Gordon has four seasons with at least 40 catches, and two seasons with at least 50 catches.
Lindsay underwent wrist surgery following each of his first two seasons.
“Pass-catching-wise, I feel really good,” Lindsay said. “I feel like I’m back to myself. The year before [2019 training camp], I came off my wrist injury and it was tougher than I thought. I thought the wrist injury wouldn’t be as bad as it was. It was, but this year I feel good. I feel good, and at the end of the day I’m going to catch every ball that comes my way.”
“The fact that we have two running backs now that can be very explosive with the ball in their hands, whether you throw it or run it, I think is a good thing,” Shurmur said earlier this offseason. “I really do think you need more than one running back. … We’re going to try to utilize both … and try to utilize their skills.”
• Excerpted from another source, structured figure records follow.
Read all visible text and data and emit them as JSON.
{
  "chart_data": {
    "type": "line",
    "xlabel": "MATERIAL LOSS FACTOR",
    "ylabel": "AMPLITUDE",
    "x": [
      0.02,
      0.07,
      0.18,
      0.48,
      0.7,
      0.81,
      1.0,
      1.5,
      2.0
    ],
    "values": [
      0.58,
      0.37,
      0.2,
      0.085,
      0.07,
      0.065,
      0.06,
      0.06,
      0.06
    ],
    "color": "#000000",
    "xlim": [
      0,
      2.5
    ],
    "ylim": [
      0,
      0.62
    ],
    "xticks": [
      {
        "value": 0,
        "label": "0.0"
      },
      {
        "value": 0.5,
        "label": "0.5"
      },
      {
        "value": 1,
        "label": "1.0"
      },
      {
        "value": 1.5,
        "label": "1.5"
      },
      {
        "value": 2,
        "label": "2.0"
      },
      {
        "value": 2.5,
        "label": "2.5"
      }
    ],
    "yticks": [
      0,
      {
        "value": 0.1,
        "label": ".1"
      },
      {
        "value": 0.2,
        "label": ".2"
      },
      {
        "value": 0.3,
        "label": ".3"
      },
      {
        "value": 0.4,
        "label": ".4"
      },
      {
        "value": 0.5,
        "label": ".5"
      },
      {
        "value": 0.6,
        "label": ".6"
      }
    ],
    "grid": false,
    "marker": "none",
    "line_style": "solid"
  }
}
The last time the Broncos had two backs each top 150 carries was in 2015 — Ronnie Hillman and C.J. Anderson — when Peyton Manning missed seven starts that season because of a foot injury. The last time the Broncos had two backs each top 160 carries was 2005 — Mike Anderson (239) and Tatum Bell (173) — and the team ran it 542 times that season, or 133 more times than in 2019.
On how the two backs will fit in the offense, Gordon has said: “We can be a great one-two punch.”
When asked Tuesday how they would work in the offense, Lindsay said: “I wish I could let you know and tell you now. I don’t know. At the end of the day, that’s not my job to sit there and put me or Melvin in the game. That’s their job. If they don’t want to have one of their game-changers and playmakers in the game, that’s on them. I don’t get paid to sit there and call the plays. That’s not my job.
“My job is when I get the ball and when I’m in the game to make an explosive play. That’s how I think about it. For me, I’ve never needed 15, 25, a bunch of carries. I just need to get a couple of carries that fit me and I’m explosive with. That’s what I’m going to continue to do.”